By Laura Hatton10 June 2014

Police vehicles escorting the bridge cargo as it travels along the UK motorway

Police vehicles escorting the bridge cargo as it travels along the UK motorway

Transporting and installing a new concrete bridge from Ireland was a major part of a bid to resurrect an historic railway line in the UK, writes David Weston.

The 98 mile (104 km) twin track railway line from Edinburgh to Carlisle was constructed in two stages by the North British Railway before it became a part of the London North Eastern Railway (L.N.E.R). The first part opened in 1849 and the second in 1862. The line ran south from Edinburgh though Midlothian and the Scottish borders before heading for Carlisle. It was named the Waverley route after the novels of Sir Walter Scott.

This picturesque line was notable for its steep gradients and stunning scenery and it came as a great shock to many that it was marked for closure in the 1967 Beeching railway cuts, a cost reduction programme, which sparked a great deal of protest.

On 5 January 1969 the last scheduled passenger service used the Waverly line. Towards the end of the year contractors started to lift the tracks. Only parts of the railway line that were used to carry freight traffic survived the initial closures, although these too fell into disuse in 1972.
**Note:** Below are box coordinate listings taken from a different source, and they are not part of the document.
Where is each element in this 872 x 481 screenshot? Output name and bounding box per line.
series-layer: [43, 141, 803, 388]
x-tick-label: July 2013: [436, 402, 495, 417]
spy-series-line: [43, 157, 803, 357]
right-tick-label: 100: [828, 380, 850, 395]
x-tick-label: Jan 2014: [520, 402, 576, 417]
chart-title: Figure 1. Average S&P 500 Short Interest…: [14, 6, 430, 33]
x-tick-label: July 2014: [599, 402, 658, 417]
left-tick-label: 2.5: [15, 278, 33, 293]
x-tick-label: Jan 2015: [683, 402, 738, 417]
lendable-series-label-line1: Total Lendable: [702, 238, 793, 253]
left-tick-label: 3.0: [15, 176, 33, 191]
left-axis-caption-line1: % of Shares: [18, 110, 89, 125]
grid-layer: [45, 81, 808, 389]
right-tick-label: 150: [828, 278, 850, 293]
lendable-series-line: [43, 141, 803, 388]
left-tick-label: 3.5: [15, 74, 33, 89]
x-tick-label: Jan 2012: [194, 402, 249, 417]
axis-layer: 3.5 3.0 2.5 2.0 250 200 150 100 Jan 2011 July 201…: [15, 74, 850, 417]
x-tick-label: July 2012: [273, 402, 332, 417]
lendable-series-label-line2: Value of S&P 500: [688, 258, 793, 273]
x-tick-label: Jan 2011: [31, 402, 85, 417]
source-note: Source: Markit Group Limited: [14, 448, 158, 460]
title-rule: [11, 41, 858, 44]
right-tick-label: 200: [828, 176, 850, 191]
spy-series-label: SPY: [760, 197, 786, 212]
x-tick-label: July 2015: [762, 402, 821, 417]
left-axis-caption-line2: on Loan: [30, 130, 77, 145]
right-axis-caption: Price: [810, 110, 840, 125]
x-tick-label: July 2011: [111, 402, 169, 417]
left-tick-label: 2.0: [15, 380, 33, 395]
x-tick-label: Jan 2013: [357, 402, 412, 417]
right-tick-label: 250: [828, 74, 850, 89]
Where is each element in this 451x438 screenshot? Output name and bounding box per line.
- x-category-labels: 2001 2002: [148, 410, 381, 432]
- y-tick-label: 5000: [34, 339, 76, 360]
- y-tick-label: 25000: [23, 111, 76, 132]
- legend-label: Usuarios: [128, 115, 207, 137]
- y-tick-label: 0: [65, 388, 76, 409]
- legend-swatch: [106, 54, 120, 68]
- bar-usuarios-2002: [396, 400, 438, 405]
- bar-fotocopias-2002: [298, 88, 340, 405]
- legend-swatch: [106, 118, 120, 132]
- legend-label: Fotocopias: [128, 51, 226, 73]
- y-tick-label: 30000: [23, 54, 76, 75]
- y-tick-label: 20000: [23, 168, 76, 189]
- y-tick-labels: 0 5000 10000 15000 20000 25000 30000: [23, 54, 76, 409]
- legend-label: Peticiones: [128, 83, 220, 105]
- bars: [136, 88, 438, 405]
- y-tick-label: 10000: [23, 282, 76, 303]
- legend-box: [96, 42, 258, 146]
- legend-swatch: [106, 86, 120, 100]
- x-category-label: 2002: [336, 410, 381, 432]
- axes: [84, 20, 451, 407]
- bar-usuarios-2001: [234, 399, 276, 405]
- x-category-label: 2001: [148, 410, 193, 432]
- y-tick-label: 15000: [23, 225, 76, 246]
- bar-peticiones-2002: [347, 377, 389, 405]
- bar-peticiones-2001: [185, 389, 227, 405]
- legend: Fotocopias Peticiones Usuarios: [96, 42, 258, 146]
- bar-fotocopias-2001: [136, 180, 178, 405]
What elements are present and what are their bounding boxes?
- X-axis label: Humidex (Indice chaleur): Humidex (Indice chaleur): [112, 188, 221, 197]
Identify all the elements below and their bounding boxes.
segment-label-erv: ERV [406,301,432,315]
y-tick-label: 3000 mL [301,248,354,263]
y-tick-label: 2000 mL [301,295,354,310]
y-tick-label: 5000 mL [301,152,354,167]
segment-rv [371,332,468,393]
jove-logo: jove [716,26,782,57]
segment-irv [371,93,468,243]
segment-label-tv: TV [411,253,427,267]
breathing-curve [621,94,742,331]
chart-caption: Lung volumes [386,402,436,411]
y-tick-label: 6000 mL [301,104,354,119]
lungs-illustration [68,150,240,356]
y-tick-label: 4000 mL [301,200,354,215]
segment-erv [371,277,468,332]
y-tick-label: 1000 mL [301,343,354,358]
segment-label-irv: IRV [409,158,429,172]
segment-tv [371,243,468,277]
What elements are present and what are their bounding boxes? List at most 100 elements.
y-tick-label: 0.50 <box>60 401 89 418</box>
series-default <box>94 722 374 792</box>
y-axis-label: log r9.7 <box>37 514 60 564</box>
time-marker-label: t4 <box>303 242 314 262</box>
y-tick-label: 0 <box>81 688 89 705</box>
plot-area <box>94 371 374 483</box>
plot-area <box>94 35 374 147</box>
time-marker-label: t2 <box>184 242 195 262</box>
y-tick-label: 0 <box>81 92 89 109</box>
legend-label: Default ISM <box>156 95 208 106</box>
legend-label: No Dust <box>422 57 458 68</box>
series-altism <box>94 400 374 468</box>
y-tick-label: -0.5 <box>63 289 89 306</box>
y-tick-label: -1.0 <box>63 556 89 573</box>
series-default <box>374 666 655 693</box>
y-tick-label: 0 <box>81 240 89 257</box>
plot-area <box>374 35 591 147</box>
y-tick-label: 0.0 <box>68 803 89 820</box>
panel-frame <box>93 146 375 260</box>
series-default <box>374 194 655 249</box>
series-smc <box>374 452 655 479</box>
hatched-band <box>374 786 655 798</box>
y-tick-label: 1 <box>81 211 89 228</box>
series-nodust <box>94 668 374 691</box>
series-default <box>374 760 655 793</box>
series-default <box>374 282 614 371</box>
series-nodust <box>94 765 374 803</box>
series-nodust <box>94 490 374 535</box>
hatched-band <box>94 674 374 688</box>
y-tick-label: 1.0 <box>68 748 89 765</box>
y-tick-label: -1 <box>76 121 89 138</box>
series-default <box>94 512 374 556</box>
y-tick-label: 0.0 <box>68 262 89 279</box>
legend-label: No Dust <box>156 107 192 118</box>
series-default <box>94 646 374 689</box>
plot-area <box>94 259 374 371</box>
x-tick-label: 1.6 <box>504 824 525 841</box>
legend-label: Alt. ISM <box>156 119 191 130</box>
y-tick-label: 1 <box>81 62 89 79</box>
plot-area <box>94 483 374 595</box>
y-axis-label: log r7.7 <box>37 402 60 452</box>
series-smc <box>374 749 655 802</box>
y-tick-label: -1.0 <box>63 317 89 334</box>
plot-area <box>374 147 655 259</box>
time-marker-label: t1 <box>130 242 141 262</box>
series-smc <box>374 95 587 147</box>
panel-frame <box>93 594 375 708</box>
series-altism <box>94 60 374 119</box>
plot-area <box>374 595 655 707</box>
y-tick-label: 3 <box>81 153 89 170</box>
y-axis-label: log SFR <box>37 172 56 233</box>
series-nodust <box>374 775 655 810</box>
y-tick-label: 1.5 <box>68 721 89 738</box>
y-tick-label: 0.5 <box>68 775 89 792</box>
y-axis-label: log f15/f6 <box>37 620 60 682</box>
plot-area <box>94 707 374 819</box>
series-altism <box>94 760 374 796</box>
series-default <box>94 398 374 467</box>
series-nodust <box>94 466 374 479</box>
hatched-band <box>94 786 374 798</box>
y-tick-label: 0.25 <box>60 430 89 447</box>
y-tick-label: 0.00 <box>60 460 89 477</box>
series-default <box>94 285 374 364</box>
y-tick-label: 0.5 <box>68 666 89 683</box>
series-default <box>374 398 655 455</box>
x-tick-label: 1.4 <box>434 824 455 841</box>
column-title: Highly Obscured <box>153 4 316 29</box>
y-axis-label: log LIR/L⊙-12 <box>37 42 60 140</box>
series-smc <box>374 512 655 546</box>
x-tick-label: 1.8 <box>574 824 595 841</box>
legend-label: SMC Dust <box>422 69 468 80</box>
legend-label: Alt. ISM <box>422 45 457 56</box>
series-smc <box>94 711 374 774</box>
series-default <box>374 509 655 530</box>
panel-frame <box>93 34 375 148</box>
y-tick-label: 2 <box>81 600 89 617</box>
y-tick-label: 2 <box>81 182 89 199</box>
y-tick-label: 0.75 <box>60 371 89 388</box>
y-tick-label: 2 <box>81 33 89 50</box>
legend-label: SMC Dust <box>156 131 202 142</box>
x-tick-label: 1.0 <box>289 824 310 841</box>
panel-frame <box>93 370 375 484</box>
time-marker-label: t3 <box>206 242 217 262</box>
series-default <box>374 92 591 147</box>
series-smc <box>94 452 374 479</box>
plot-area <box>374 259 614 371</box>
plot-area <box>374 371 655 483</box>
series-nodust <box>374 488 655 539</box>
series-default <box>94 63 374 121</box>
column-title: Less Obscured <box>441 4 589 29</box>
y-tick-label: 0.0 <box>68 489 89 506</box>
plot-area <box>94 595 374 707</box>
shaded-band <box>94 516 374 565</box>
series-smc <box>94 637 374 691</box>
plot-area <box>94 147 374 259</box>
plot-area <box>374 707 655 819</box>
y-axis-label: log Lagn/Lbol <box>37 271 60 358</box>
The Waverley route was one of the first railway lines in the country to be run as a private venture and it was one of the first attempts at preservation. It was hoped that this would save the line from closure. Following a long campaign to reinstate the line in June 2006 the Waverley Railway (Scotland) Act was passed by the Scottish Parliament by 114 votes to one. The Act meant that the line would be reopened as far south as Tweedbank, just south of Galashields. This was given Royal assent in July 2006.

Following tendering processes (that have since been abandoned) the line is now being built by Network Rail, which appointed BAM Nuttall to build the 30 mile (50 km) section. It has been estimated that the total cost of the project will be £350 million (US$ 500 million).

In February 2014 construction of a bridge, the largest new structure on the line, began. The rail bridge will span Hardengreen roundabout, between Eskbank and Newton Grange. It is the longest bridge to have been built from scratch for the new railway line and constitutes the most significant milestone in the line’s construction to date.

The new bridge is made up from four 107 tonne concrete beams that were cast in Ireland by Shay Murtagh Precast. Transport from Ireland to the construction site was provided by J. B. Rawcliffe and G. C. S. Johnson. Challenges during the transportation of the beams included stormy weather and cancellations of the ferry from Ireland across the Irish Sea. The conditions delayed the transport of the cargo by a day.

Fortunately a weather window appeared and the beams made the crossing in relatively calm weather, and were delivered to site on time. On arrival at the site a Liebherr LTM 11200-9.1 wheeled mobile telescopic crane from Mammoet was used to lift the bridge beams into position.

The project is due for completion in 2015.